At least, that's the working hypothesis, and it seems to fit the data, although there are scientists who question its existence and tout alternatives to explain that accelerating expansion.
A new, two-year study by scientists at the University of Portsmouth and Ludwig-Maximilians-Universitat Munchen concludes that dark energy does, indeed, exist. Those results just appeared in the journal Monthly Notices of the Royal Astronomical Society.
In the early 20th century, scientists believed the universe was in a steady state. But when Albert Einstein was working on his theory of general relativity, the math just didn't add up: the universe should have been expanding. So he invented something called the cosmological constant -- a mathematical trick to balance everything out so that the equations described a static universe, rather than an expanding one.
But then astronomer Edwin Hubble discovered the universe actually was expanding -- Einstein's original equations were correct. He dubbed the cosmological constant (lambda) his "greatest blunder."
The universe wasn't done surprising us, however. In 1998, astronomers studying distant exploding stars called a Type 1A supernovae discovered that not only was the universe expanding, but that the rate of expansion was accelerating due to some type of unknown force or dark energy. And one of the explanations for this effect is -- you guessed it -- Einstein's cosmological constant.

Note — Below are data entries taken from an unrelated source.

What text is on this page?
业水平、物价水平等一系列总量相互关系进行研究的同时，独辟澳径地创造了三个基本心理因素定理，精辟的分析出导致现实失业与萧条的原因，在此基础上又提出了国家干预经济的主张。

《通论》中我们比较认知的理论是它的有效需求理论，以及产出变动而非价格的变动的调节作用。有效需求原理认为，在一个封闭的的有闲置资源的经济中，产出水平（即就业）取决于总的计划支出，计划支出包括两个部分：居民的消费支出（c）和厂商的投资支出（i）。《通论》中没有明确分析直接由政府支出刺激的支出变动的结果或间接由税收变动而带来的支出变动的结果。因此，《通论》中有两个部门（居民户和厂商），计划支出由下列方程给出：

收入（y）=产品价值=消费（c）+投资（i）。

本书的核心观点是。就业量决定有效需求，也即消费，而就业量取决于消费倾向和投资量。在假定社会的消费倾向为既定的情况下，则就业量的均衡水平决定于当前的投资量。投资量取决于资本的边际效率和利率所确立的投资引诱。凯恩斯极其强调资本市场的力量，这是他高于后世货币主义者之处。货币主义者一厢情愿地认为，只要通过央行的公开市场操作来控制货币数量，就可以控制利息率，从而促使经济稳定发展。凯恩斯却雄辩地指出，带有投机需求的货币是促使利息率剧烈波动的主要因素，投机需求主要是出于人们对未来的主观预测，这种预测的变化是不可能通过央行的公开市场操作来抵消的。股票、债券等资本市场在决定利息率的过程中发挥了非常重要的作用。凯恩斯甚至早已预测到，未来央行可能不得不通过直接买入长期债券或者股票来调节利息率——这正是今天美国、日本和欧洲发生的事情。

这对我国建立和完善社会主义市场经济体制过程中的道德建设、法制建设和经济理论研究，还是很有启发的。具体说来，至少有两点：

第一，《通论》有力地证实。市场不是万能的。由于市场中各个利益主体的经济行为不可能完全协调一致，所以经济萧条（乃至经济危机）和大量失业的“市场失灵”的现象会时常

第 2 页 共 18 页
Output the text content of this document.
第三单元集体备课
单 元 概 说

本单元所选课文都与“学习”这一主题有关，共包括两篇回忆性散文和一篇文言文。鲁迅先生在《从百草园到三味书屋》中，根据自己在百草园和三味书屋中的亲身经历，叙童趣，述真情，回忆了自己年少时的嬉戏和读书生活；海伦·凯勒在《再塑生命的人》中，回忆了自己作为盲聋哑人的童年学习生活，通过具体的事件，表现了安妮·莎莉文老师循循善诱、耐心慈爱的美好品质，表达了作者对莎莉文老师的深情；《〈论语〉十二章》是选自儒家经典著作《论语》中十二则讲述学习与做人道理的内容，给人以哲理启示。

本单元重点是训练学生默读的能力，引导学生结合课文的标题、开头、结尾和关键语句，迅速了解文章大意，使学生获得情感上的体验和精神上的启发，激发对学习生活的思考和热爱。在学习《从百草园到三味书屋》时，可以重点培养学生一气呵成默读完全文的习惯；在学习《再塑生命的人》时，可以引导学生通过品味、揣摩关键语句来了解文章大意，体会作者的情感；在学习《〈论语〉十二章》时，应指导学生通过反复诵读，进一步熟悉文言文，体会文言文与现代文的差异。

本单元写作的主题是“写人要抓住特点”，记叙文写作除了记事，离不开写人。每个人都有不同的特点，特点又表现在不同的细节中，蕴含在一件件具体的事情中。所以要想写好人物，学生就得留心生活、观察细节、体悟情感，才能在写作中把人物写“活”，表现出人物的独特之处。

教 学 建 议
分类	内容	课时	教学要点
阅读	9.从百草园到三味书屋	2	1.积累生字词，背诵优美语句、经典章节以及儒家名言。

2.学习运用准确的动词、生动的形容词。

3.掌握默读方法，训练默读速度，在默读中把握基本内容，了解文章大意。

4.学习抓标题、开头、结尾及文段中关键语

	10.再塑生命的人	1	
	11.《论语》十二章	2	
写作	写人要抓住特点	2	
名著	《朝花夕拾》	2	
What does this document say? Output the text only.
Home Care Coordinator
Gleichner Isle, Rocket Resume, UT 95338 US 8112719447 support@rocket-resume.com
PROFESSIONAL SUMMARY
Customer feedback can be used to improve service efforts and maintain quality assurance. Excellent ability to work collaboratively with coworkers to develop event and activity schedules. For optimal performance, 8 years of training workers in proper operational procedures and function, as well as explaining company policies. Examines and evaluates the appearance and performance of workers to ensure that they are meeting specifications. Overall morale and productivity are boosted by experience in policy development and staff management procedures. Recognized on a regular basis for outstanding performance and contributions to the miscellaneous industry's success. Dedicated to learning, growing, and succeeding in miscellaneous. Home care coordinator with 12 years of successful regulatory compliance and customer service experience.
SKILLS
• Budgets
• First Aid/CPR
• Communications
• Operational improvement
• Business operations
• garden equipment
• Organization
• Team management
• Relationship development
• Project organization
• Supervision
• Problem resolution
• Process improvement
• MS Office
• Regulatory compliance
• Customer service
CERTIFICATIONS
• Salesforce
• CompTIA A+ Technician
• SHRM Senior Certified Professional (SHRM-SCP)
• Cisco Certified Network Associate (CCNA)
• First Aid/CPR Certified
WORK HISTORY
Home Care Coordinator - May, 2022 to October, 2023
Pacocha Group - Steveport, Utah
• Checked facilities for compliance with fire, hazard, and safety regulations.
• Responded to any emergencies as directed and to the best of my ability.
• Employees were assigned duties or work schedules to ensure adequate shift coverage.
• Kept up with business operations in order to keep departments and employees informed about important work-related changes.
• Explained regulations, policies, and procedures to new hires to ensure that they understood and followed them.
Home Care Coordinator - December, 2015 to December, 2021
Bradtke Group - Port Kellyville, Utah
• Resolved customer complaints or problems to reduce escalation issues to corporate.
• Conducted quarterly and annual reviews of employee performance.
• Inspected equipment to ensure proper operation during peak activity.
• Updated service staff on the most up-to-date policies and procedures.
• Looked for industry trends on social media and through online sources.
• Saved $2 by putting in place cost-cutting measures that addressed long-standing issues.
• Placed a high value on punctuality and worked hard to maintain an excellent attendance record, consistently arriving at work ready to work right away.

While that discovery snagged its team leaders the 2011 Nobel Prize in Physics, it's not the only evidence in favor of dark energy. For instance, last May, a team of scientists from Melbourne's Swinburne University announced their independent confirmation of both the existence of dark energy and its rate of expansion, based on four years of data collected by a powerful spectrograph at the Australian Astronomical Observatory.
That study included more than 240,000 galaxies going back over seven billion years and showed that the growth of galaxy clusters and super clusters has slowed down. This means that in the most distant parts of universe -- those further back in spacetime -- gravity dominates. It's only in our current part of the cosmos where dark energy dominates, and hence we are seeing accelerated expansion.
The Swinburne researchers also looked at the distances between pairs of galaxies, and the ripples in the cosmic microwave background radiation (CMB). They found that the average distance between galaxy pairs (about 500,000,000 light years) has been growing because of the expansion of space-time, providing further confirmation of dark energy.
One of the strongest pieces of evidence can be found in a unique feature of the CMB, known as the Integrated Sachs-Wolfe Effect, based on a 1967 prediction that light from the CMB would show a redshift -- i.e., it would become slightly "bluer" -- as it passed through gravitational fields of clumped matter.
Scientists didn't detect the Sachs-Wolfe Effect until 2003 -- Science magazine deemed it the "discovery of the year." It showed up as tiny gains in energy among photons in the CMB, based on comparing the temperature of the CMB with maps of galaxies in our local part of the universe.
As exciting as that discovery was, it was pretty weak signal, and might have been caused by something else -- space dust, for instance. So Tommaso Giannantonio and Robert Crittenden took the lead on a two-year study to re-examine that data and improve the galactic maps used in the original work.